Terminal commands and outputs

  1. First, cd into the airfoil_computations folder:

    $ cd airfoil_computations
    
  2. Then, run the following command to process the data of one of the example directories:

    $ python main.py naca0012/
    
  3. You should get the following output:

    |alpha  | cl      |stagnation pt|
    |-----  |-------  |--------------------------|
    |-3.00  |-0.3622  |( 0.0030,  0.0094)  0.9906|
    | 0.00  | 0.0000  |( 0.0000,  0.0000)  0.9944|
    | 3.00  | 0.3622  |( 0.0030, -0.0094)  0.9906|
    | 6.00  | 0.7235  |( 0.0099, -0.0170)  0.9967|
    | 9.00  | 1.0827  |( 0.0219, -0.0246)  0.9977|
    

Truss Linear Equations

Truss Linear Equations is a Python software to define a Truss class for loading and analyzing a 2D truss using the method of joints.

Terminal commands and outputs

  1. First, cd into the truss_linear_equations folder:

    $ cd truss_linear_equations
    
  2. Then, run the following command to process the data of the beams and truss files:

    $ python main truss1/joints.dat truss1/beams.dat
    
  3. You should get the following output:

    Beam       Force
    ----------------
       1       0.000
       2      -1.000
       3       0.000
       4      -1.000
       5       0.000
       6       0.000
       7      -0.000
       8      -1.414
    

Maze solver

Maze Solver is a c++ software to solve a maze, given as an input txt file as a 2D array.

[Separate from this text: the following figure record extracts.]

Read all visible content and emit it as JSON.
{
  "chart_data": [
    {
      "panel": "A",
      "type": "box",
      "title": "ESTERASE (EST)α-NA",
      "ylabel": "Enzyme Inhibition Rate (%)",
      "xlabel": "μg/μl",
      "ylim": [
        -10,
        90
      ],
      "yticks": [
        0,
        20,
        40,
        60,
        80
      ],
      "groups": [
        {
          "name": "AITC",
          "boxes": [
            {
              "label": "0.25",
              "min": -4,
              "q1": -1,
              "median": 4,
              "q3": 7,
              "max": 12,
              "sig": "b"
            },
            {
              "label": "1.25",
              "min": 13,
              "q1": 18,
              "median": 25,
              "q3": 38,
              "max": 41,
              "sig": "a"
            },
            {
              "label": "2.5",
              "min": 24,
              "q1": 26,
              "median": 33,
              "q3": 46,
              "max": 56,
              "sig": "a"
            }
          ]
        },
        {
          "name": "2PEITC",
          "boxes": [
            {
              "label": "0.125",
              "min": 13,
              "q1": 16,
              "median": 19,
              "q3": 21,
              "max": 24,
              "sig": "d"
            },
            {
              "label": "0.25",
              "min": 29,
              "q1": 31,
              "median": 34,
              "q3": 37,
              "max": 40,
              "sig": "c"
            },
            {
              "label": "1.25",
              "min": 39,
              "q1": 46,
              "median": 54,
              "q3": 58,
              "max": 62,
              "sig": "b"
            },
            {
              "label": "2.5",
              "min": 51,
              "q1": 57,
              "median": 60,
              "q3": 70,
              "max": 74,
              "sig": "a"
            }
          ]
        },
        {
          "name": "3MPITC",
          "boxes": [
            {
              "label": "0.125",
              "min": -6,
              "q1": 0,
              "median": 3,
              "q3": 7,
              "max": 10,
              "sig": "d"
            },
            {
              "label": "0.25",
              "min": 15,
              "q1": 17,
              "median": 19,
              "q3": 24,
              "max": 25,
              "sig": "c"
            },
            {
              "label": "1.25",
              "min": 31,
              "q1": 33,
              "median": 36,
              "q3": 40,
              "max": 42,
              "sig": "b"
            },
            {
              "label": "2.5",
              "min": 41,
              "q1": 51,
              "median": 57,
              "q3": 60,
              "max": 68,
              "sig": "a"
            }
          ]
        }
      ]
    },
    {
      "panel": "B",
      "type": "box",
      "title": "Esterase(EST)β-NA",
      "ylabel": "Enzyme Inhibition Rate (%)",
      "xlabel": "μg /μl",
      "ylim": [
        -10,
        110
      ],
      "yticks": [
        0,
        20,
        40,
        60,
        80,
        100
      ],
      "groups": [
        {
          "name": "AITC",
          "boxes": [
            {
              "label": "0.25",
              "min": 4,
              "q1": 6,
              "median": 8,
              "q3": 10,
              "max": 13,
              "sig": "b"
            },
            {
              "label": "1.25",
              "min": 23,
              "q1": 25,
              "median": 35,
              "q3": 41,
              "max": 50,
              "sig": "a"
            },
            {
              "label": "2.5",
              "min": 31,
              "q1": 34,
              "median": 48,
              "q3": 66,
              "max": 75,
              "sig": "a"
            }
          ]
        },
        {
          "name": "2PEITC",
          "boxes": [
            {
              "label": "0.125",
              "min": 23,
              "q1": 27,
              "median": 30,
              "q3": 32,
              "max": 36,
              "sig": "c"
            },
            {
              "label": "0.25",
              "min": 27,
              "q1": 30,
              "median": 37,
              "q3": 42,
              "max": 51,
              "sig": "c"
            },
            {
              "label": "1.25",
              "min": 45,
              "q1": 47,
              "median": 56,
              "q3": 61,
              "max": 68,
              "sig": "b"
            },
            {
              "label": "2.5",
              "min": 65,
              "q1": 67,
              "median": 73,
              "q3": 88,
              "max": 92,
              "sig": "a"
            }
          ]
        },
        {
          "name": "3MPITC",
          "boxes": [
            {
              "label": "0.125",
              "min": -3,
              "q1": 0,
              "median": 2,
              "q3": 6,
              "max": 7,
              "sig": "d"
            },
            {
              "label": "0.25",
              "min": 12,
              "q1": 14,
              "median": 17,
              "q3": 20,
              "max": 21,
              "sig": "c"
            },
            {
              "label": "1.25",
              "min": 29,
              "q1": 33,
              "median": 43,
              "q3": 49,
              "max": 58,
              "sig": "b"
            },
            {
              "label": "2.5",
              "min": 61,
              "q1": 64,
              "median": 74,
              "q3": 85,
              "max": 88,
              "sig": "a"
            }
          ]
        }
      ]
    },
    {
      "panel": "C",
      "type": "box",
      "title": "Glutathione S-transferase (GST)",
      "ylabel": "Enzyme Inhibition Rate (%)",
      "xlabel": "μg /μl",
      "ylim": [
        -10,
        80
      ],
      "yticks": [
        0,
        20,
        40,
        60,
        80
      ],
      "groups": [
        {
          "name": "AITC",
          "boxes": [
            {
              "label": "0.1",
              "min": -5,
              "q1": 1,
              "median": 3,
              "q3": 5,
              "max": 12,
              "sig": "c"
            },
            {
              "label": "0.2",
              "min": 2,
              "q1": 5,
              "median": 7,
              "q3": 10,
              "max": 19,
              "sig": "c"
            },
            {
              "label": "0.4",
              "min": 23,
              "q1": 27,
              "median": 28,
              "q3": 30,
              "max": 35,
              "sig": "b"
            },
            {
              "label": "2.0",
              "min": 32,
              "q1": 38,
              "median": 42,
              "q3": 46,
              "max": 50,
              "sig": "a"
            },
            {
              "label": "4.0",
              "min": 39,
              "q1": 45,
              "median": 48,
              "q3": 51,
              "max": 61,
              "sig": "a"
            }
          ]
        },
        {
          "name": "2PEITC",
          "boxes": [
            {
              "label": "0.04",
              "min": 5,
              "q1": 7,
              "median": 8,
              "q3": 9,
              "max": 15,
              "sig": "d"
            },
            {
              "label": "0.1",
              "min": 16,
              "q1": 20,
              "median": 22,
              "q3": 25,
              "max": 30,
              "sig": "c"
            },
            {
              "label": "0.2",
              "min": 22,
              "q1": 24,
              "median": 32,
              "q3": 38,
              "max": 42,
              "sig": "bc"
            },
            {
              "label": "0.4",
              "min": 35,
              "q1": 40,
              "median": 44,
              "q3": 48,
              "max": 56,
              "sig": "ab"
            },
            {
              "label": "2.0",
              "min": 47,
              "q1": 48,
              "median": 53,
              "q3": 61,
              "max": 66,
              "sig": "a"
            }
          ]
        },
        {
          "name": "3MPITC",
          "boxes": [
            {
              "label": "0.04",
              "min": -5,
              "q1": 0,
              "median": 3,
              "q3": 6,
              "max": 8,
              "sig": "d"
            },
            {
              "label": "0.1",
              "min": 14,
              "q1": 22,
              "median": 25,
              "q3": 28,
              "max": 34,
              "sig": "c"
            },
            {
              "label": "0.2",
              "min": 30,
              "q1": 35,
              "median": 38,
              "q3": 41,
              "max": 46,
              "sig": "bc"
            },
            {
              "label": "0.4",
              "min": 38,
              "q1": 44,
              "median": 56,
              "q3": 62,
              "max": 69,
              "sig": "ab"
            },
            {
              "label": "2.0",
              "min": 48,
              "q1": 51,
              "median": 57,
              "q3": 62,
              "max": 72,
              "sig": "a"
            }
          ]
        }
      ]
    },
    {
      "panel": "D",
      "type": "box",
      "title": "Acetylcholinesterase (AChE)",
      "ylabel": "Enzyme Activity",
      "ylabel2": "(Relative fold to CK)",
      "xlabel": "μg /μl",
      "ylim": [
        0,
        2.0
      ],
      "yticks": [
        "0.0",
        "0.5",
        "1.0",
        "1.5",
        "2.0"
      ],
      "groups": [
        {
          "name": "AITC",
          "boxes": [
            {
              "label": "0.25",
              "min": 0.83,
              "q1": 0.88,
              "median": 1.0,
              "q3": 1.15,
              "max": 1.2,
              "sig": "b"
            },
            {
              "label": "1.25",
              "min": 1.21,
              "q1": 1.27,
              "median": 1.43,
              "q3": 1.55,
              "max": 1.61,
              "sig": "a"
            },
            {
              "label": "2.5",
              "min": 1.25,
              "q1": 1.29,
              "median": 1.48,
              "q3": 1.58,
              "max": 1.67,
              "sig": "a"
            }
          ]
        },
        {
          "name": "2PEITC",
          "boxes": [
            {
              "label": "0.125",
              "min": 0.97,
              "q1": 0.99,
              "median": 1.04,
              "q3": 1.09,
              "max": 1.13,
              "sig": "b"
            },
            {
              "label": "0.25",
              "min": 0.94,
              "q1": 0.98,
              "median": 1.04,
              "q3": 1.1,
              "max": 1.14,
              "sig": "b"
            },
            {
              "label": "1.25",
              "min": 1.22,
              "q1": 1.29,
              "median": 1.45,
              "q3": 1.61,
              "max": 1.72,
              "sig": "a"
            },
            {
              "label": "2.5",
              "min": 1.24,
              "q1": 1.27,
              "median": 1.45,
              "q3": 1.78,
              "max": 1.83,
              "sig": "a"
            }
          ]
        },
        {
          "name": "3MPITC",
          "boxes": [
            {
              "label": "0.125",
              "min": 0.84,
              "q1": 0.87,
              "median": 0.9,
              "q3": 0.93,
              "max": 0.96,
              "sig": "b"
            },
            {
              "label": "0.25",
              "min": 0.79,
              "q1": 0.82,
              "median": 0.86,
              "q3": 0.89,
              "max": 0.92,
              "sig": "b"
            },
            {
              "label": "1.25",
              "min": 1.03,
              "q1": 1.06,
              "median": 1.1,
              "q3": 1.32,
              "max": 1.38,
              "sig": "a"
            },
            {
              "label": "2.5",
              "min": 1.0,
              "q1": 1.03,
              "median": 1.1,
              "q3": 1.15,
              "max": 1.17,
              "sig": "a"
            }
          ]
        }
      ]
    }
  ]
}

It uses the right-hand wall following algorithm. Based on the current location and direction, the algorithm changes direction and/or moves to a new location to find the way out.

The code checks if the command line arguments are provided and reads them, reads the input file, first by reading the size of the array and then the maze. Then, it populates the array with 0s everywhere and 1s where there is no wall. After, it finds the entry of the maze by looking at the first row and runs a while loop that while iterate until the exit is found. At each step, the algorithm will attempt to go in different directions and store the positions at each step. Finally, the positions are given in the output file and make up the solution to the maze.

Afterwards, if all the arguments are provided properly, it reads the maze file and stores the dimensions of the maze. Then, it buils a CSR matrix to store the maze (useful because the maze is mostly made of 0s). After, it reads the solution file, checks that the maze was properly entered on the first row, that each position change is valid and that the code reaches the exit of the maze on the last row. Finally, it prints feedback about whether the solution is valid or invalid.

Image Processing

Image processing is an important category of computations utilized in many science and engineering fields. Some important computations in image processing include focus detection and various filtering operations to smooth or sharpen an image, detect edges, etc.

The goal of this project is to developp a C++ image class that can read and write JPEG files, and has methods to compute the sharpness of the image and smooth the image using a box blur kernel of a specified size.

Code description

The code first implements an image class with a constructor that accepts a string containing the name of the JPEG file to be read. The constructor reads the file and stores the image data as a data attribute. It calls a function called ReadGrayscaleJPEG(), which is pre-defined.The class also has a Save() method that writes the current version of the image to a JPEG file. It takes a string containing the name of the JPEG file to be written. However, if the string is empty the original filename is used instead.

Afterwards, the class has a Convolution() method. It has specific requirements for both the kernel and the input and output. First, the input and output should be of the same size. Second, the method only supports square kernels of odd sizes and at least size 3. Then, it has a BoxBlur() method that takes an argument specifying the kernel size and calls the Convolution() methd to smooth the image. Also, it uses a Sharpness() method that returns the sharpness of the image.

Finally, the main file loads the image stanford.jpg and computes and outputs the sharpness for kernel sizes of 3, 7, . . . , 23, 27 and then compute and output the sharpness of the resulting images.